As I sit here tonight, I am thinking back over my Bible study tonight at church. I am going through Beth Moore's Breaking Free study. Wow, is it tough! I've thought for awhile that I needed to do the study, but kept avoiding it because I knew it was gonna be tough. Little did I know how much so.....
I knew that I had some strongholds that I needed to break-I didn't realized how many I had in my life. It's quite intimidating to go through and realize what a defeated life I have been living. Now, I've had some great moments of growth in the last few years, and I am so grateful that the Lord has given those to me, but man oh man do I have a lot of work left to do.
As I start to realize all of these strongholds & take a painful hard look at them, I wonder how did I get to this place? I wish that I could just give them all up at one time to God and be done with them. Is that how it works? I don't know. I look back through my life at moments when God has really revealed Himself to me & really helped me over a big hurdle, and it seems like it's usually only one thing at a time that He strips away. Maybe He knows I can't handle more than that. Maybe I have a lot more layers than I realized of "stuff" and strongholds that need to be removed, and it's gonna take awhile for them all to go.
I'm finding myself crawling up in fear, as I usually tend to do when hard things come or when I know I need to change something in my life. Oh wait, that's a stronghold, isn't it.... I'm trying so hard to believe that God is gonna help me get through this study & not quit. But not only that, but to truly be a conqueror when I finish. I've done studies, read books, nodded my head & said what good stuff that is-I should work on that, or that's what I need to do.
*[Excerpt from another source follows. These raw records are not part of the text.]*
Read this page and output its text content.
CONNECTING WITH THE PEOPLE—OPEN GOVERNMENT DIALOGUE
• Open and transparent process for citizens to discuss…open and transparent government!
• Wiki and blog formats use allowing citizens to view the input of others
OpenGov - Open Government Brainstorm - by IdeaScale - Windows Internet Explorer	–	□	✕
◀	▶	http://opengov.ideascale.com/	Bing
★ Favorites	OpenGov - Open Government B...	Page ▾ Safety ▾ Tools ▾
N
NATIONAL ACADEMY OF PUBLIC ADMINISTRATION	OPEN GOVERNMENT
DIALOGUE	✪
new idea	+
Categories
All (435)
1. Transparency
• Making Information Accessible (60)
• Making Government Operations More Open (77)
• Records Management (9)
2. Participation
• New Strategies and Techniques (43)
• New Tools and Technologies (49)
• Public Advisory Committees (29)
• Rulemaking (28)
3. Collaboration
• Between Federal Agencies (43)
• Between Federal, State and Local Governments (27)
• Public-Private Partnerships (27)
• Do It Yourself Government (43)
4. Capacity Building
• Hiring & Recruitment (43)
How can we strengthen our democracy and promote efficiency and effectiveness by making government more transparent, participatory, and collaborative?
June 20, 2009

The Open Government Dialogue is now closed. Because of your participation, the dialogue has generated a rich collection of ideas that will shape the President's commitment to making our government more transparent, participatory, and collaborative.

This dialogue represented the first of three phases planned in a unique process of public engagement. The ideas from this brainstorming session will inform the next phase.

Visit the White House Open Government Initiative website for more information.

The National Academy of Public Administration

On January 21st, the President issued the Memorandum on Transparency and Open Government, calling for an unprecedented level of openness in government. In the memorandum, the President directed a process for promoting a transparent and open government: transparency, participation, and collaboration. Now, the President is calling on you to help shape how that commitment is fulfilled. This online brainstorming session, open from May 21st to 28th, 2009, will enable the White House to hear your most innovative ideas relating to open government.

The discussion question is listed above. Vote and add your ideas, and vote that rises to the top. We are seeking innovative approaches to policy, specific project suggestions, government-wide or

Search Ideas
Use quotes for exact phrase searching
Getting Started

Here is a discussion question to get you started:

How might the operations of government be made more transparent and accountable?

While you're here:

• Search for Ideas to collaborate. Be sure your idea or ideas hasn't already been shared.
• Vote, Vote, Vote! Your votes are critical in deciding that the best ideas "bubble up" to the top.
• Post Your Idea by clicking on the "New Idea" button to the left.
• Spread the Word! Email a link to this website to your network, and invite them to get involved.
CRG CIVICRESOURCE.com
Then I stay in the same place, and I don't actually make the change. Change is scary!!! Even though I live in bondage & I'm miserable, it's what I know. I hear Beth Moore say it's so much better on the other side where there is true freedom, and I have to believe that's true, because it's not exactly peachy over on this side, but it's familiar.
This study is so good, & I know that I need to break free. I believe in God. But do I believe God? Do I believe that He can change me & His intention isn't to harm me through this process but to make me more like Him? Do I believe His promises? Do I believe that He loves me & wants to fellowship with me? That's why He created me? I believe. Help my unbelief.